Alparslan Kuytul Hocaefendi’nin son üç yıl içerisinde yapmış olduğu konuşmalarında geçen bazı hususlar hakkında açılan soruşturma, Adana İl Emniyet Müdürlüğü Güvenlik Şube Birimi tarafından 03.01.2018 tarihinde avukatı aracılığıyla şahsına iletilmiş ve konu ile ilgili olarak ifadeye çağrılmıştı. Bugün ifade vermek için Adana Adalet Sarayı Cumhuriyet Başsavcılığına giden Alparslan Kuytul Hocaefendi geçtiğimiz günlerde de “29 Mayıs 2016’da İskenderun’da ‘otobanı kapatma’ iddiasıyla” ifade vermişti.
Alparslan Kuytul Hocaefendi’nin Adana İl Emniyet Müdürlüğü Güvenlik Şube Birimi tarafından 03.01.2018 tarihinde avukatı aracılığıyla şahsına iletilen ve ifade vermesi istenilen iddialara cevabında (özetle) şunları söyledi:
Yaklaşık 35 yıldır İslami davet çalışmaları yapan birisi olarak, bu süre zarfında yüzlerce konferans, binlerce sohbet yaptım. Sosyal medya üzerinden de yüzbinlerce insanın beni takip ettiği, görüşlerimi ve yaptığım siyasi tahlilleri benimsediği ilgili herkesçe bilinmektedir. Tüm konuşmalarımda amacım sadece fikirlerimi paylaşmaktır. Bunu, dinimin emri, bulunduğum pozisyonun gereği ve bu ülkenin bir vatandaşı olarak kendime vazife görüyorum.
Fikirlerimi paylaşırken hiçbir surette halkı kin ve düşmanlığa tahrik etmedim, hiçbir kişi ve kurumu aşağılamak maksadı ile konuşmadım.

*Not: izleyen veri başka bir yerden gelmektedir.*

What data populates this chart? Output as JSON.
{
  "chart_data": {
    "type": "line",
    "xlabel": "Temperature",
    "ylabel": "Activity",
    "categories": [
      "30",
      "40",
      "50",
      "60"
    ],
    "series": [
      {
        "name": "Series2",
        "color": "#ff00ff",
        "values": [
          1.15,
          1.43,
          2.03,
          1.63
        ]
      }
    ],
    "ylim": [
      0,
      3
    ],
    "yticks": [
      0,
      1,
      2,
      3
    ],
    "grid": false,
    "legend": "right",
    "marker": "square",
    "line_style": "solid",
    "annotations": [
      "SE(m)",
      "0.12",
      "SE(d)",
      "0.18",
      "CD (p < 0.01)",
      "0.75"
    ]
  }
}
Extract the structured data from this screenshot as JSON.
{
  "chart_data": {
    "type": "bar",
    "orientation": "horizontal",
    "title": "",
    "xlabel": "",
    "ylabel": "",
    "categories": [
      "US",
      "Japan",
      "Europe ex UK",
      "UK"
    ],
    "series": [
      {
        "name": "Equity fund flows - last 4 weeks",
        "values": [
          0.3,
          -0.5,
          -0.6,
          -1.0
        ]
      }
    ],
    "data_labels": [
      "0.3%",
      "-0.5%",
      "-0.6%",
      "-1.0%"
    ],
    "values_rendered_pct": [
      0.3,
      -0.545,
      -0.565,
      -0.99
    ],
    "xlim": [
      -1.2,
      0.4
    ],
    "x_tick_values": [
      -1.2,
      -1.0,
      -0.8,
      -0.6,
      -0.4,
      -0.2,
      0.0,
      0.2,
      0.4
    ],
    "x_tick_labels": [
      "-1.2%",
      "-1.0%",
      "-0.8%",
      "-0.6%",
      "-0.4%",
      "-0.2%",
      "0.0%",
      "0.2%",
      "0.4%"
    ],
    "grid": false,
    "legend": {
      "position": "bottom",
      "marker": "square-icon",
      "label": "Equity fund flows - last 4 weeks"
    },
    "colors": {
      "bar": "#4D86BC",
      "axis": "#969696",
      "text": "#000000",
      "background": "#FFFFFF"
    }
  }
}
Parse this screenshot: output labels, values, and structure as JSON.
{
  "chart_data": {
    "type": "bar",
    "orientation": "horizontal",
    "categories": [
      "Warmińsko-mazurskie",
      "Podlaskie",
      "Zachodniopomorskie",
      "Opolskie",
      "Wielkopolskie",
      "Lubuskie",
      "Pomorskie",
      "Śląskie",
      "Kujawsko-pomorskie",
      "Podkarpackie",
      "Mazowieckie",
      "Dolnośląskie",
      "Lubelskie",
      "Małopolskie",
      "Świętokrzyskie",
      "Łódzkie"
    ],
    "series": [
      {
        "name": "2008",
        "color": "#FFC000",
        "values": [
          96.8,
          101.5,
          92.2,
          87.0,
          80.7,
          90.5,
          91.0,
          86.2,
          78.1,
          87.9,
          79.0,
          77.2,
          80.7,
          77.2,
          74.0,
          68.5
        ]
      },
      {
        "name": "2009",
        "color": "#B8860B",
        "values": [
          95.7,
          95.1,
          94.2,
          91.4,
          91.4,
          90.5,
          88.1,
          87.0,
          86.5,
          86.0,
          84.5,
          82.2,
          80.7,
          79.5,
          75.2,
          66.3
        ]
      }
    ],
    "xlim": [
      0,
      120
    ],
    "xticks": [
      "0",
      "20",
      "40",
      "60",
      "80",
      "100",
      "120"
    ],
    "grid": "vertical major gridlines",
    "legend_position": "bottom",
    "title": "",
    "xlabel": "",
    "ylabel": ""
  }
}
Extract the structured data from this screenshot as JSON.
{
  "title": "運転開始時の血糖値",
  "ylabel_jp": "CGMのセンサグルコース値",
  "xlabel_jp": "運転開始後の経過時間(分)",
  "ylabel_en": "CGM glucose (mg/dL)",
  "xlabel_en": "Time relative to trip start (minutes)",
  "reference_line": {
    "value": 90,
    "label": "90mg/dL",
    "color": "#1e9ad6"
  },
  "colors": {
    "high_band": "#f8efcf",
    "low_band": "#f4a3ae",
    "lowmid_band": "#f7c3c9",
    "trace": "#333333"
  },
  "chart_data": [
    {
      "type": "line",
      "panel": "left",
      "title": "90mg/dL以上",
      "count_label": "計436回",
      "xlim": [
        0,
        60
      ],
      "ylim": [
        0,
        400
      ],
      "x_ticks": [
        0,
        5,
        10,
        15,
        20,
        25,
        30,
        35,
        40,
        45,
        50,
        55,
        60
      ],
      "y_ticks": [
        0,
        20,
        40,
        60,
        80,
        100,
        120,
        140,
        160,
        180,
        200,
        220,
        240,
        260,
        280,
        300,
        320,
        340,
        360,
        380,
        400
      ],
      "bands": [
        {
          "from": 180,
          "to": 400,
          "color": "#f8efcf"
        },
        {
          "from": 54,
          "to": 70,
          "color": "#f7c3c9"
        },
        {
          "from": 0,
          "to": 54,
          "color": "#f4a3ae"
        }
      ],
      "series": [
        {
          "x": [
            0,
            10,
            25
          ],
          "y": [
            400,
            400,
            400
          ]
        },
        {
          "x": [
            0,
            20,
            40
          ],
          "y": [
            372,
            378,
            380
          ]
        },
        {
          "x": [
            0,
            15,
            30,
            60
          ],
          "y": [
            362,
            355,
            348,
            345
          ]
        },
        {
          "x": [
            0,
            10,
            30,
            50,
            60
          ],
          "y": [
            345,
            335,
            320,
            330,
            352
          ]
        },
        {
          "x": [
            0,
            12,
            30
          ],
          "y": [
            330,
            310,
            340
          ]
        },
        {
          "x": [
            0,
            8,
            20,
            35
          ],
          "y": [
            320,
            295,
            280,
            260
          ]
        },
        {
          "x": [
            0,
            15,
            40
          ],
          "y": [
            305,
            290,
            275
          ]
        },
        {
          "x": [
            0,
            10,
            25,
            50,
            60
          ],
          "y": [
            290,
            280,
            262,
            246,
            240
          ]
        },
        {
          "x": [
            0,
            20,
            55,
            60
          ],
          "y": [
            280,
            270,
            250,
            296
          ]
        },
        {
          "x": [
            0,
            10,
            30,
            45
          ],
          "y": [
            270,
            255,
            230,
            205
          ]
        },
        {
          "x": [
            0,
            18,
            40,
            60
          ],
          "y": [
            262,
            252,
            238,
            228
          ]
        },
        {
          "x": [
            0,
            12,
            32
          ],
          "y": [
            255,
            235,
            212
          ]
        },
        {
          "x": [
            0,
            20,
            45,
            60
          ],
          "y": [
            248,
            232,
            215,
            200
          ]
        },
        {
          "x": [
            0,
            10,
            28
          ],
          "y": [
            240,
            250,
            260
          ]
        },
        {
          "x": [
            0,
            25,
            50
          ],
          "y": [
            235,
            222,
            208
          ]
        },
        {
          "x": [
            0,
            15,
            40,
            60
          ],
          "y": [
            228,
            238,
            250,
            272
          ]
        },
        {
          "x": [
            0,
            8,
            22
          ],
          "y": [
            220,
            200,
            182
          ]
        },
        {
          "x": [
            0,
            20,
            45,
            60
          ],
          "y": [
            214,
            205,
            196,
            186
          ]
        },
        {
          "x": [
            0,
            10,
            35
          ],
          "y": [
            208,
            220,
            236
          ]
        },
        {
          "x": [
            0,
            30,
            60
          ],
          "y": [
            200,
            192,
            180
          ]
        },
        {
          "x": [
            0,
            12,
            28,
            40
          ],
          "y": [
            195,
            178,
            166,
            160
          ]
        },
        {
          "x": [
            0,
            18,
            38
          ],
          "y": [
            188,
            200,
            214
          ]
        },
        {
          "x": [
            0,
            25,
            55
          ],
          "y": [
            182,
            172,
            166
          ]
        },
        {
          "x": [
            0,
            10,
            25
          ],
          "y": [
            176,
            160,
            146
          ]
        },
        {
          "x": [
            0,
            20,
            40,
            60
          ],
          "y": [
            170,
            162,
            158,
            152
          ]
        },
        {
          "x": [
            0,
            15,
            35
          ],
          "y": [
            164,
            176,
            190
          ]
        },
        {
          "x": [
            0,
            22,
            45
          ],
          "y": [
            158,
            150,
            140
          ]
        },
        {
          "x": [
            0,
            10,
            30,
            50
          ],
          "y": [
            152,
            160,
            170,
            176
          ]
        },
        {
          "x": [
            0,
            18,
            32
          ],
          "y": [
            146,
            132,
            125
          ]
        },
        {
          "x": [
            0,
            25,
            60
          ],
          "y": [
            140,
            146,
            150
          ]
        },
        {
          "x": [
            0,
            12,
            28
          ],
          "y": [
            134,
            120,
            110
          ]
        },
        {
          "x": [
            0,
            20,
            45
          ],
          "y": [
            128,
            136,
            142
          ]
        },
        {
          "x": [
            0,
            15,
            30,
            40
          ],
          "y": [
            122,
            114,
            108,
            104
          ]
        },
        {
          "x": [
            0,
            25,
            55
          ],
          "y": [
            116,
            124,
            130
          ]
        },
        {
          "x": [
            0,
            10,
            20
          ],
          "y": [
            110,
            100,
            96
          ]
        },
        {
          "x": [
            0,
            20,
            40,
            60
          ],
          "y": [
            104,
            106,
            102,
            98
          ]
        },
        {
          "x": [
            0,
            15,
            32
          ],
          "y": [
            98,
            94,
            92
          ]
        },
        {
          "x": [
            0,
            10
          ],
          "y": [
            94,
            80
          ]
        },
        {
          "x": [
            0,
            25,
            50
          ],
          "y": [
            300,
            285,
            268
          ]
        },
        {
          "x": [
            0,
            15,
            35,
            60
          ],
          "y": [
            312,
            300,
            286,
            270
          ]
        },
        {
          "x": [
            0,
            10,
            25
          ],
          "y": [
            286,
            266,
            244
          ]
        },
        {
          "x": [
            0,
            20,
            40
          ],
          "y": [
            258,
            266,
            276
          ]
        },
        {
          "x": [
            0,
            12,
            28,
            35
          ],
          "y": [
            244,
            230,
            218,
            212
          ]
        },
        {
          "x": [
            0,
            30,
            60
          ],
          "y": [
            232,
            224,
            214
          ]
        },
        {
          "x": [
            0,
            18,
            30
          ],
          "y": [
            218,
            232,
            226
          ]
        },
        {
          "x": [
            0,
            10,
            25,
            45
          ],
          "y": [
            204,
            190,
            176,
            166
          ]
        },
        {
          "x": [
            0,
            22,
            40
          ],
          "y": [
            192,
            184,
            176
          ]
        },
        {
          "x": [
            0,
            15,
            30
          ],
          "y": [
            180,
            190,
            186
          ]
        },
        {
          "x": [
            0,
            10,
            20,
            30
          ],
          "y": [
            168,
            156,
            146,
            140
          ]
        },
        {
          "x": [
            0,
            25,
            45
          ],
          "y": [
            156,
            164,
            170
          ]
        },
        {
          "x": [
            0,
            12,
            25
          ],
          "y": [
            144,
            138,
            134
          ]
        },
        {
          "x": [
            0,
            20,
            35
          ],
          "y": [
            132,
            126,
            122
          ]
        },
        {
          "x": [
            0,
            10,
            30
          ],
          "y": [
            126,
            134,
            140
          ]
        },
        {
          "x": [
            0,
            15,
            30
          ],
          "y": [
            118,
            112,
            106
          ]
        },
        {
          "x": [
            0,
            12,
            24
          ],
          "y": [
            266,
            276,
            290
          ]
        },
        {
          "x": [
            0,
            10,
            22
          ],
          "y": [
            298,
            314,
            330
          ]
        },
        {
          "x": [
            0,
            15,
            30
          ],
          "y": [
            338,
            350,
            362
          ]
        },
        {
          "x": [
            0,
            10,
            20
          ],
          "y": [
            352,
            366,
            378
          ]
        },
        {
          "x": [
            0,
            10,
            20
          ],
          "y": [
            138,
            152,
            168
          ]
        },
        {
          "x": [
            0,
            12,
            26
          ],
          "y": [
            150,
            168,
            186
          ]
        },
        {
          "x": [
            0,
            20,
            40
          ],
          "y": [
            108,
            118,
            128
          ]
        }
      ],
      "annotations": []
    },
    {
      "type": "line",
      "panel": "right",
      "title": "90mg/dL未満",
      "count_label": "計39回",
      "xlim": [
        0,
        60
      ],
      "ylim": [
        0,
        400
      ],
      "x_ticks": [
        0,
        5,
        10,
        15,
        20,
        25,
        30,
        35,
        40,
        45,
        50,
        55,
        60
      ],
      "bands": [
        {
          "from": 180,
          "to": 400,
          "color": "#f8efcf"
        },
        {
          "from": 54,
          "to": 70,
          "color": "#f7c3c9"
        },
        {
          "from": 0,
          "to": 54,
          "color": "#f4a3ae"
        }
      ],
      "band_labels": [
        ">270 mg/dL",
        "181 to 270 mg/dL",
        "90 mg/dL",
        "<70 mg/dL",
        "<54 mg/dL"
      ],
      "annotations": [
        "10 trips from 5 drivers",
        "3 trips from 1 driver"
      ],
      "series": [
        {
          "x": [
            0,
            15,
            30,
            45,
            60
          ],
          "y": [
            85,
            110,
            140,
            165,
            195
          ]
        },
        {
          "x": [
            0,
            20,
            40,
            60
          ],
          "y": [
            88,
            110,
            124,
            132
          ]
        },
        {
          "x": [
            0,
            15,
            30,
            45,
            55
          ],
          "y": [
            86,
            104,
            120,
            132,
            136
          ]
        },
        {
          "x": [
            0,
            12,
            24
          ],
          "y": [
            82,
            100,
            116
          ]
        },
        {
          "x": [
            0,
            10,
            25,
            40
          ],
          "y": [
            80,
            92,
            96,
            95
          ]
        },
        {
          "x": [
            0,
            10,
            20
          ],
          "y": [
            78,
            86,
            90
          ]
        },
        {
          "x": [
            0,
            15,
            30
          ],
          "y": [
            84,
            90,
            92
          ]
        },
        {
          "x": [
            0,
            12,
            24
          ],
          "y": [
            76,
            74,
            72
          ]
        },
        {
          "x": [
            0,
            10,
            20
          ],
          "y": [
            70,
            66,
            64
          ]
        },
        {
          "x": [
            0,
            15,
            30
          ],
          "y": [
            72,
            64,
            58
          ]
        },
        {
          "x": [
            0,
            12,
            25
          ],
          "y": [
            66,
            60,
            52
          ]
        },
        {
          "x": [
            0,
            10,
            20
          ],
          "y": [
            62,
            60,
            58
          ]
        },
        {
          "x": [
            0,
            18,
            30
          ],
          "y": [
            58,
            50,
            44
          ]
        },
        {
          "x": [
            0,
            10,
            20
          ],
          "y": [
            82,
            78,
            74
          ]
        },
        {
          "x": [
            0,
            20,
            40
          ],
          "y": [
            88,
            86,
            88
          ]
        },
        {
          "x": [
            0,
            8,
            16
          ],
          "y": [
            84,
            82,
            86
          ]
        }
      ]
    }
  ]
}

Beni dinleyen kimseleri de bu yola yöneltmedim. Şayet ben halkı kin ve düşmanlığa tahrik eden, kişi ve kurumları aşağılayan bir kimse olsaydım bugüne kadar beni seven ve takip eden insanların sebep olduğu birçok olumsuz olay yaşanması gerekmez miydi? Beni seven ve takip eden kimseler tarafından böyle bir şey asla olmadığı gibi suç teşkil edebilecek en küçük bir hadiseye de hayatımda adım karışmamıştır. Bu hususta kurucusu olduğum Furkan Vakfı’nın ve şahsımın geçmişi de bugünü de tertemizdir.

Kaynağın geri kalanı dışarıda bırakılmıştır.